Gompholobium minus, commonly known as dwarf wedge-pea, is a species of flowering plant in the pea family Fabaceae and is endemic to New South Wales. It is a low, spreading shrub with trifoliate leaves and yellow flowers.

==Description==
Gompholobium minus is a low, spreading or prostrate shrub that typically grows to a height of 10–30 cm and has hairy young foliage. The leaves are trifoliate with linear to lance-shaped leaflets with the narrower end towards the base, 5–12 mm long and 0.5–1.0 mm wide with a downcurved point on the tip and the edges curved down. The flowers are 8–15 mm long and arranged singly or in small groups on the ends of branches, each flower on a pedicel 5–20 mm long.
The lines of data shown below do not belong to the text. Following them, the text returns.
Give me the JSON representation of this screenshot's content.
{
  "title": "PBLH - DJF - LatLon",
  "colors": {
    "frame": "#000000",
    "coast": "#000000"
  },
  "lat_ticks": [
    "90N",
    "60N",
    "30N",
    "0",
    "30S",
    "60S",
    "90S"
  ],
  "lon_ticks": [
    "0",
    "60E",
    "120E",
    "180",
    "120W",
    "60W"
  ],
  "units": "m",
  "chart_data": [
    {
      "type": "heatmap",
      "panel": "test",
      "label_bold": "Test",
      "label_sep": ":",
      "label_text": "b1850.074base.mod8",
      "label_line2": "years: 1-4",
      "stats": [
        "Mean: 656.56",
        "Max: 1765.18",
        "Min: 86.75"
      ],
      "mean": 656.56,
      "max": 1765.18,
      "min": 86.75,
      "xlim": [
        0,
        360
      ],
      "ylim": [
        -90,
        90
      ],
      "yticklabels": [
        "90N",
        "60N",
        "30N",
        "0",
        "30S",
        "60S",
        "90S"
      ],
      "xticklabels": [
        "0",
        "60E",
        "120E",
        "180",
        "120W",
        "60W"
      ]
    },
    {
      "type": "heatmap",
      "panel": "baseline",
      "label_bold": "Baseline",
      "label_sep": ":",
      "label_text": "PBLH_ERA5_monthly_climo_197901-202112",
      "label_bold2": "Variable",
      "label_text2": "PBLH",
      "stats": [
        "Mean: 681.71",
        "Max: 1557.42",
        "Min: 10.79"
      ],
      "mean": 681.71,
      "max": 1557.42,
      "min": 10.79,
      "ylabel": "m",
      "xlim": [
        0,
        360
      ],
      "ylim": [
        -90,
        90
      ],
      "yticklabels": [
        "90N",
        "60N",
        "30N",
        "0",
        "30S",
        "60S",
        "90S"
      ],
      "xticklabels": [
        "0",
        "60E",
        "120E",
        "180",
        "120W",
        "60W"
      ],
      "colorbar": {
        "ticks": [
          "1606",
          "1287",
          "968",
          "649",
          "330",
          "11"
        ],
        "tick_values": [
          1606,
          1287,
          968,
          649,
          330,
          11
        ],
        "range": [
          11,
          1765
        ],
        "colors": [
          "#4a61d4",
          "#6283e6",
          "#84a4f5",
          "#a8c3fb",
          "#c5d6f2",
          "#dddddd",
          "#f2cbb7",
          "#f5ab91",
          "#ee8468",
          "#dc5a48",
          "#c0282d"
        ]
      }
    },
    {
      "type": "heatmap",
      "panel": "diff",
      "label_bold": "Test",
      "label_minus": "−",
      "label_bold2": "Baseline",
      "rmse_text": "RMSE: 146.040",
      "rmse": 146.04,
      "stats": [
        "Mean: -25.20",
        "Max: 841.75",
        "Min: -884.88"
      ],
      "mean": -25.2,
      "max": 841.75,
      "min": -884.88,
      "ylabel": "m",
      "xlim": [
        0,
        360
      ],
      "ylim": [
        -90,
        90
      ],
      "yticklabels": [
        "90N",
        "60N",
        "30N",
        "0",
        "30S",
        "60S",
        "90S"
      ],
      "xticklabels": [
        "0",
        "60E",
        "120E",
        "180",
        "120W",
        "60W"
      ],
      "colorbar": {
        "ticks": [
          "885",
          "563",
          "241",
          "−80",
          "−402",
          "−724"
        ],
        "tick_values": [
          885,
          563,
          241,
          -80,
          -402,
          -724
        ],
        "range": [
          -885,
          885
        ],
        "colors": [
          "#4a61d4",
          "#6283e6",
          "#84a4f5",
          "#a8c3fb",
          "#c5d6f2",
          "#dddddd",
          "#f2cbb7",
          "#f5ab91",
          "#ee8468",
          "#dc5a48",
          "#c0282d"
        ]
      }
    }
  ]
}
The sepals are 7–12 mm long, the standard petal and wings are yellow and the keel is often green. Flowering occurs in spring and the fruit is an oval pod 8–10 mm long.

==Taxonomy==
Gompholobium minus was first formally described in 1805 by James Edward Smith in Annals of Botany. The specific epithet (minus) means "smaller".

==Distribution and habitat==
Dwarf wedge-pea grows in forest, woodland, heathland and scrub and is widespread on the coast and ranges of New South Wales south from the Hunter Valley.